Enquête électorale en Albanie, LSI d'Ilir Meta vers l'extinction

Un sondage publié il y a deux jours par le célèbre institut italien Piepoli a présenté une photographie de la perception politique en Albanie, quatre mois après les élections du 25 avril. Cet institut, qui a une expérience en Albanie depuis les élections locales de 2015, est généralement proche de la réalité dans les [...]
Un sondage publié il y a deux jours par le célèbre institut italien Piepoli a présenté une photographie de la perception politique en Albanie, quatre mois après les élections du 25 avril.
Cet institut, qui a une expérience en Albanie depuis les élections locales de 2015, est généralement proche de la réalité dans les prédictions qu'il a publiées avant les élections, mais aussi le jour du vote.
Connu en Italie comme client de télévision publique italienne Rai, Peepol a également une expérience qui lui a donné une certaine crédibilité dans ses sondages. Le sondage d'il y a deux jours, qui a été divisé en plusieurs divisions, en dernier élément, a eu la photographie de la perception populaire concernant les résultats des élections du 25 avril.
Avec la photographie nationale Piepoli a publié une photographie pour le comté de Tirana.
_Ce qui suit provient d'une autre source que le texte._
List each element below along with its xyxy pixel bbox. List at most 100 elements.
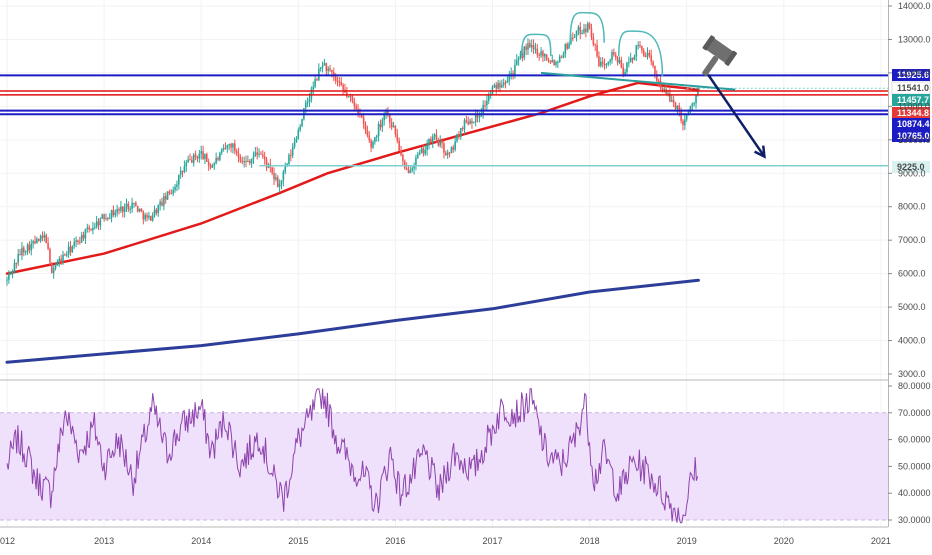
candle-body	[280, 180, 283, 184]
candle-body	[439, 141, 442, 146]
candle-body	[379, 124, 382, 128]
candle-body	[360, 114, 363, 118]
candle-body	[284, 166, 287, 172]
candle-body	[133, 202, 135, 204]
candle-body	[30, 243, 33, 251]
candle-body	[213, 163, 216, 166]
candle-body	[590, 28, 593, 38]
candle-body	[172, 190, 174, 194]
candle-body	[459, 128, 462, 138]
candle-body	[362, 117, 365, 125]
candle-body	[62, 254, 64, 262]
candle-body	[24, 251, 27, 253]
candle-body	[321, 65, 324, 68]
candle-body	[334, 76, 337, 81]
candle-body	[342, 85, 344, 90]
candle-body	[646, 52, 649, 57]
candle-body	[661, 87, 664, 91]
candle-body	[684, 119, 686, 126]
candle-body	[613, 52, 615, 55]
candle-body	[34, 241, 36, 244]
candle-body	[149, 215, 152, 221]
time-tick-label: 2018	[580, 536, 600, 546]
price-tick-label: 6000.0	[898, 269, 926, 279]
candle-body	[418, 152, 421, 155]
candle-body	[215, 157, 217, 164]
candle-body	[577, 26, 580, 31]
candle-body	[536, 48, 539, 55]
gavel-handle	[702, 55, 719, 76]
candle-body	[605, 63, 608, 66]
candle-body	[168, 191, 171, 193]
candle-body	[547, 59, 550, 61]
candle-body	[670, 99, 673, 102]
candle-body	[557, 61, 559, 63]
rsi-line	[6, 388, 699, 524]
candle-body	[691, 103, 694, 106]
candle-body	[484, 105, 486, 107]
candle-body	[273, 172, 275, 180]
candle-body	[226, 145, 229, 149]
candle-body	[262, 154, 264, 157]
candle-body	[276, 177, 279, 187]
candle-body	[543, 54, 546, 57]
candle-body	[131, 202, 133, 209]
candle-body	[206, 154, 208, 162]
candle-body	[532, 45, 535, 49]
candle-body	[499, 83, 501, 88]
candle-body	[176, 184, 178, 187]
candle-body	[163, 196, 165, 206]
gavel-icon	[702, 35, 738, 76]
candle-body	[622, 67, 625, 77]
candle-body	[448, 152, 451, 154]
candle-body	[512, 73, 514, 75]
price-tick-label: 4000.0	[898, 336, 926, 346]
candle-body	[239, 157, 242, 162]
candle-body	[654, 65, 656, 75]
candle-body	[659, 81, 662, 88]
candle-body	[37, 238, 40, 241]
candle-body	[288, 154, 290, 164]
candle-body	[222, 148, 225, 150]
candle-body	[101, 214, 104, 219]
candle-body	[394, 125, 397, 135]
candle-body	[252, 156, 255, 159]
candle-body	[299, 126, 301, 131]
candle-body	[530, 45, 533, 48]
candle-body	[644, 55, 647, 57]
candle-body	[618, 60, 621, 63]
price-tag-box	[892, 118, 930, 130]
candle-body	[450, 147, 453, 153]
candle-body	[437, 140, 440, 146]
candle-body	[635, 45, 638, 57]
candle-body	[329, 68, 331, 70]
candle-body	[592, 37, 595, 45]
candle-body	[198, 153, 201, 159]
candle-body	[161, 201, 163, 206]
candle-body	[116, 209, 118, 213]
candle-body	[364, 124, 367, 131]
candle-body	[247, 160, 249, 162]
candle-body	[611, 52, 613, 61]
candle-body	[366, 130, 369, 136]
time-tick-label: 2020	[774, 536, 794, 546]
candle-body	[23, 247, 25, 253]
price-tag-label: 11541.0	[897, 83, 929, 93]
price-tick-label: 14000.0	[898, 1, 931, 11]
candle-body	[19, 254, 21, 256]
candle-body	[69, 246, 72, 253]
price-tick-label: 10000.0	[898, 135, 931, 145]
candle-body	[140, 208, 143, 212]
candle-body	[45, 234, 48, 243]
candle-body	[525, 46, 527, 50]
candle-body	[573, 36, 576, 38]
candle-body	[123, 206, 126, 213]
candle-body	[377, 124, 380, 136]
candle-body	[245, 161, 247, 163]
candle-body	[508, 76, 511, 81]
candle-body	[177, 174, 180, 185]
candle-body	[164, 196, 167, 200]
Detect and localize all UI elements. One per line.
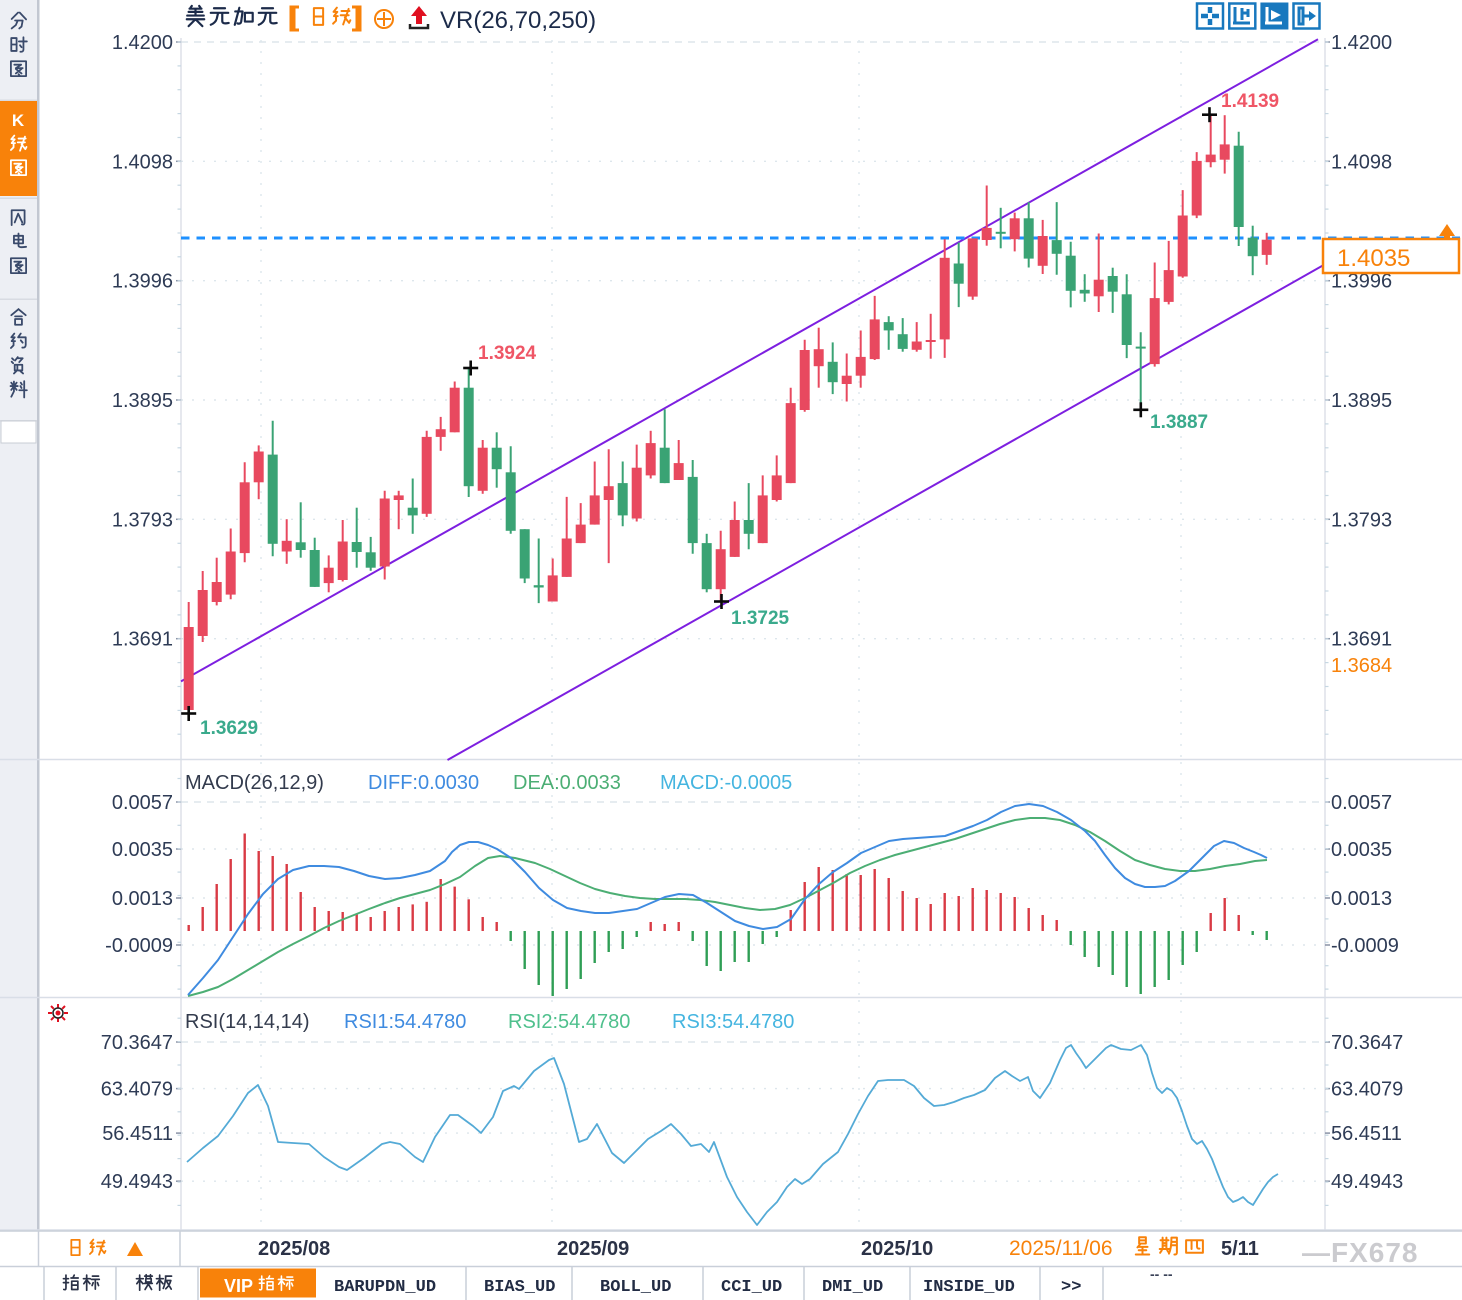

Comme dans d'autres cas, l'enquête nationale était presque la même que celle du district de Tirana, qui est en réalité l'Albanie en miniature, non seulement dans le nombre de résidents, mais aussi dans les couches qui résident dans la ville et les zones urbaines et rurales qui l'entourent.
Dans le sondage, le SP a été présenté de 48 % aux élections de 2017 à 53-59% du classement national et jusqu'à 60% dans le district de Tirana. Le Parti démocratique comme sujet a été présenté comme étant augmenté de 29 % à 2017 à 30-34%, un résultat qui était le même que le comté de Tirana.
Mais c'est le LSI qui a été photographié comme le sujet qui a perdu plus de consensus, de 14,28 % en 2017 à 2-4%, qui était également similaire au district de Tirana.
En fait, c'est aussi le résultat le plus impressionnant de cette enquête, qui suscitera naturellement une vive controverse dans l'opinion publique, et selon la probabilité que l'ISL lui-même soit encore plus touché dans ce cas.
Mais pourrait-il y avoir une base réelle pour un développement de parti de masse <x0-crime <x1) depuis 2009 a été le troisième pôle politique dans le pays?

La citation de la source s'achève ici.